Substitute $5.6\text{kg}\cdot \text{m}/\text{s}$ for $p_{\text{wf}}$ and $0\text{m}/\text{s}$ for $p_{\text{wi}}$ to find the change in momentum.

$\begin{array}{c}\Delta p=5.6\text{kg}\cdot \text{m}/\text{s}-\left(0\text{m}/\text{s}\right)\\ =5.6\text{kg}\cdot \text{m}/\text{s}\end{array}$

Write the expression of the impulse associated with the change in momentum.

$\text{impulse}=\Delta p$

Here,

$\Delta p$ is the change in momentum

Substitute $5.6\text{Ns}$ for $\Delta p$ in the above equation.
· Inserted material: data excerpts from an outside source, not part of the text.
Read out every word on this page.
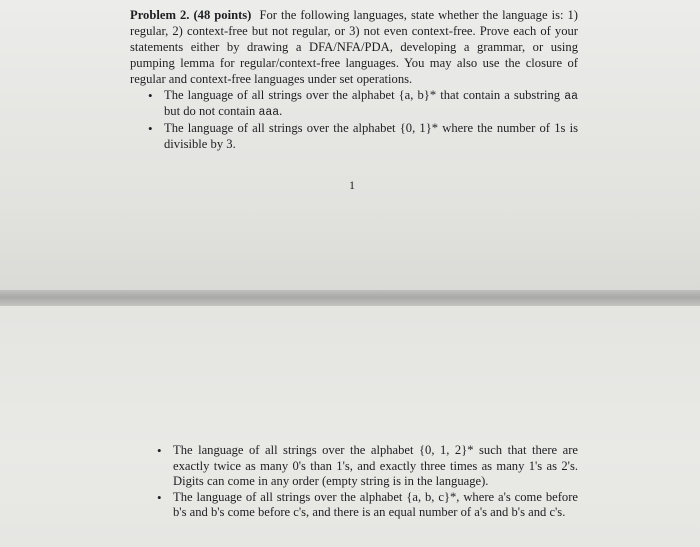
Problem 2. (48 points) For the following languages, state whether the language is: 1) regular, 2) context-free but not regular, or 3) not even context-free. Prove each of your statements either by drawing a DFA/NFA/PDA, developing a grammar, or using pumping lemma for regular/context-free languages. You may also use the closure of regular and context-free languages under set operations.

• The language of all strings over the alphabet {a, b}* that contain a substring aa but do not contain aaa.
• The language of all strings over the alphabet {0, 1}* where the number of 1s is divisible by 3.
1
• The language of all strings over the alphabet {0, 1, 2}* such that there are exactly twice as many 0's than 1's, and exactly three times as many 1's as 2's. Digits can come in any order (empty string is in the language).
• The language of all strings over the alphabet {a, b, c}*, where a's come before b's and b's come before c's, and there is an equal number of a's and b's and c's.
$\text{impulse}=5.6\text{Ns}$

Conclusion:

Therefore, the magnitude of the impulse that acts on the block of the wood is $5.6\text{Ns}$.

To determine

Whether the change in momentum of the bullet is equal to that of the block of the wood.

Answer to Problem 2SP

Yes, the magnitude of change in momentum of the bullet is equal to that of the block of the wood.

Explanation of Solution

Since the motion of the wooden block is due to the momentum imparted by the bullet, the magnitude of the change in momentum of the bullet is same as the change in momentum associated with the block of wood. The direction is opposite which facilitates the momentum conservation before and after the collision.

Conclusion:

Therefore, the magnitude of change in momentum of the bullet is equal to that of the block of the wood.